Harris Neck is located along the coast in the northeast corner of McIntosh County, Georgia. It was once home to a prosperous and self-reliant community of 75 African American families. It has been described as a stunningly beautiful 2,687 acres of meadows, freshwater ponds and marsh. From the end of the Civil War until 1942, the community lived harmoniously with each other and their natural environment.
According to an article written by Scott Reid in Change.org, “The people lived off the land, creeks, rivers and ocean, and they took their crops, wild game and seafood to market in Savannah and Darien in small sailboats. They lived with nature, not apart from it, in a manner that would decades later come to be known as environmentally friendly and sustainable. They relied on the outside world for very little and preserved much of their African ways – a culture that came to be known as Gullah or Gullah-Geechie. A hard working and resourceful people, they had their own seafood processing plants, schoolhouse, general store and firehouse.”
In July 1942, the federal government condemned the 2,687 acres for the stated purpose of building an Army airfield. The people were given three weeks to vacate.

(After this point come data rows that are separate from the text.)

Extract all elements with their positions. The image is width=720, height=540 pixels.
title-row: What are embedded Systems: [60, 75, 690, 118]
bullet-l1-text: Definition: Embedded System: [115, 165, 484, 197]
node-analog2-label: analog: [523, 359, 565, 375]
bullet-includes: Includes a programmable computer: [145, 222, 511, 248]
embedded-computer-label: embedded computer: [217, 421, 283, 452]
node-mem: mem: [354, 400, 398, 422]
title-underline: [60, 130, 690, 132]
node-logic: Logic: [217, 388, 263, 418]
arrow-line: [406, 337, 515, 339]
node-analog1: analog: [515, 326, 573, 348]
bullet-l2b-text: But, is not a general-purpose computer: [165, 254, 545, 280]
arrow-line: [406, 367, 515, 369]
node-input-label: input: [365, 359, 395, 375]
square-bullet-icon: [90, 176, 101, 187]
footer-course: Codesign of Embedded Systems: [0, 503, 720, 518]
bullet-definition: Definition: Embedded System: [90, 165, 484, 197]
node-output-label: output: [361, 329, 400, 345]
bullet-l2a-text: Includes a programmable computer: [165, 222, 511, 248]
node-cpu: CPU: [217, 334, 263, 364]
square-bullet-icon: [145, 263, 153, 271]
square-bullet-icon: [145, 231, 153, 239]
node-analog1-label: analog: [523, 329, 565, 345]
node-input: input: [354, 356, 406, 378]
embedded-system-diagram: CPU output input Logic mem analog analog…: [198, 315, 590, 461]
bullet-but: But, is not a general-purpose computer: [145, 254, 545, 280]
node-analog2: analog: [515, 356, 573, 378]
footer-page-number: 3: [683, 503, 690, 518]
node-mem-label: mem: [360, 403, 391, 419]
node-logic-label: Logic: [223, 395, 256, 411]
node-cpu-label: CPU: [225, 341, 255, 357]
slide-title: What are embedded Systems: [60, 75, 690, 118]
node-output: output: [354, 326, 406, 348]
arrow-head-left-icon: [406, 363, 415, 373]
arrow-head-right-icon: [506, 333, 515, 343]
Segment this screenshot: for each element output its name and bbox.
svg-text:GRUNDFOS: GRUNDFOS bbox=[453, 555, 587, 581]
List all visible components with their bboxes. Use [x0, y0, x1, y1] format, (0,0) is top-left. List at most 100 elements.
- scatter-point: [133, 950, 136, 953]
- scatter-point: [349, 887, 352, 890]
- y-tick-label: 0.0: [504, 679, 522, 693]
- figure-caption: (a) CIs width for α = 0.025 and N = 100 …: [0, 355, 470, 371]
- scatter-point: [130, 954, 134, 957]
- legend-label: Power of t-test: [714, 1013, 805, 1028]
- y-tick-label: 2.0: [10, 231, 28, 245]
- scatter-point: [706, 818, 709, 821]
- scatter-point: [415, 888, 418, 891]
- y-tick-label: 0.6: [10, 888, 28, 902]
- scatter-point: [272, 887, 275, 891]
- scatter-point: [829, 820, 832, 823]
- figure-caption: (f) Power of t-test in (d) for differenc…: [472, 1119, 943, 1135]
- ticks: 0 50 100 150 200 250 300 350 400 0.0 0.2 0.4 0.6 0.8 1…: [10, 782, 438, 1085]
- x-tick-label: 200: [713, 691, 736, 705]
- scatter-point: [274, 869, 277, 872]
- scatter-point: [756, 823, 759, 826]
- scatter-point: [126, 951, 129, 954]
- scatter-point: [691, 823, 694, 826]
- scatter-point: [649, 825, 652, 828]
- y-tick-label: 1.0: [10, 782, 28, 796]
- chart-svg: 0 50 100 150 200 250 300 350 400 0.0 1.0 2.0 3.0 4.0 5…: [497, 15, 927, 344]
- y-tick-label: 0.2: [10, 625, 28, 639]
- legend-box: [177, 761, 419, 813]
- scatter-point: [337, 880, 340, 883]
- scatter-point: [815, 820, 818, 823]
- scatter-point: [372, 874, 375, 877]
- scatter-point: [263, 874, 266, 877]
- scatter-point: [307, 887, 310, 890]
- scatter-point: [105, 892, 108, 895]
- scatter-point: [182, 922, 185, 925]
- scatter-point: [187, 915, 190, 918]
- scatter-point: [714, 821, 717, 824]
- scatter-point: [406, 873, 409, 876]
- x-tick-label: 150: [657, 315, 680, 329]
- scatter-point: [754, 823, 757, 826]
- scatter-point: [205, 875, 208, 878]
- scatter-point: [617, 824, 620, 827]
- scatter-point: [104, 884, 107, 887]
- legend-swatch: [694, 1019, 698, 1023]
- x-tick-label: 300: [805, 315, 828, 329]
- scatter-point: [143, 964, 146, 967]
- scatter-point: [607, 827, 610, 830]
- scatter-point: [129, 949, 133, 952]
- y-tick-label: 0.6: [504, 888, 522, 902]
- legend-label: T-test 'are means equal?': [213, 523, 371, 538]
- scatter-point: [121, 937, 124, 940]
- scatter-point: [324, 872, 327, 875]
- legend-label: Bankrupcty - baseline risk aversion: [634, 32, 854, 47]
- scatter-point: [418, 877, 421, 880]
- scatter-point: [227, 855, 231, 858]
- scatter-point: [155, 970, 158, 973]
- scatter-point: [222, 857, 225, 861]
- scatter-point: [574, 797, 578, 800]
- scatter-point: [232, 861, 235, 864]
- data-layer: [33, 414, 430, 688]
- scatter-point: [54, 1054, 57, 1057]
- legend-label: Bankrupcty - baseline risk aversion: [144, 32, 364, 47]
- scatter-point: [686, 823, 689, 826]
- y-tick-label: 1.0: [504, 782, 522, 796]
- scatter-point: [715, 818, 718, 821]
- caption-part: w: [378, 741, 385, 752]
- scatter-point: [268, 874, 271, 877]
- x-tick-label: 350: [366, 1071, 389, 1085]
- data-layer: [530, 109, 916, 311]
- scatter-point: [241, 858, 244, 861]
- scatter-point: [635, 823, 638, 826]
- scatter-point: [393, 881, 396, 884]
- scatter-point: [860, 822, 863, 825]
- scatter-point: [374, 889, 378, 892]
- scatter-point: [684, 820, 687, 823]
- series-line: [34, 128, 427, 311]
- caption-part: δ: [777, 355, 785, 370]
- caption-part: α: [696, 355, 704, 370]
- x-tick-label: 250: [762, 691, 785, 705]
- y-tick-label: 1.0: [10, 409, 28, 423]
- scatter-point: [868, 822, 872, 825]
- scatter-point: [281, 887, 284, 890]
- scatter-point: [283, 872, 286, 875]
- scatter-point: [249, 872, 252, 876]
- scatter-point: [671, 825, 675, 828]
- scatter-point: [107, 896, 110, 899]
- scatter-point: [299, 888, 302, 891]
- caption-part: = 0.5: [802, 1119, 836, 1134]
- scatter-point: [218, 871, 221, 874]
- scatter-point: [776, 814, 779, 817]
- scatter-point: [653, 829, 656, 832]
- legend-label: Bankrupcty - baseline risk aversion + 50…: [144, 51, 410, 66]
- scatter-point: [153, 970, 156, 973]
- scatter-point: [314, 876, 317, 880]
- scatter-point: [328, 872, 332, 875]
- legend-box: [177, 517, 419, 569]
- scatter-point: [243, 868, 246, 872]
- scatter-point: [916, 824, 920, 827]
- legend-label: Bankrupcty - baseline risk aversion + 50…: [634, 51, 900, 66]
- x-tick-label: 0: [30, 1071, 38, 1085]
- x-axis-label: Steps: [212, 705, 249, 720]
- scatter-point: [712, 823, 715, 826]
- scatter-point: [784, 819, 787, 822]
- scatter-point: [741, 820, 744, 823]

In 1961, the federal government reclaimed all 2,687 acres and conveyed title to the Department of Interior which created a National Wildlife Refuge, operated by US Fish & Wildlife.
In 1979, former members of the Harris Neck community and their descendants converge on Harris Neck in an attempt to reclaim their land. While legislation has been introduced in Congress to return Harris Neck, nothing yet has happened.
In an editorial written by Tom Barton in the Savannah Morning News on April 18, 2009 it was said, “Uncle Sam, using his power of eminent domain, acquired the 2,824 acres of lush woodlands and farmland at Harris Neck to build an airstrip for the U.S. Army. It gave the people who lived there only weeks to get out. Homes burned.”
The military said it needed this facility to train pilots and to improve surveillance along the Georgia coast, where German U-boats were taking their toll on American shipping in the early years of World War II. But a combination of homegrown corruption and Washington ineptitude conspired to cheat hard-working families out of land and money. Here’s what new research has found: Instead of getting a fair price for their land, black families got 40 percent less than white families who sold similar properties.
Certainly, it is time to correct this injustice.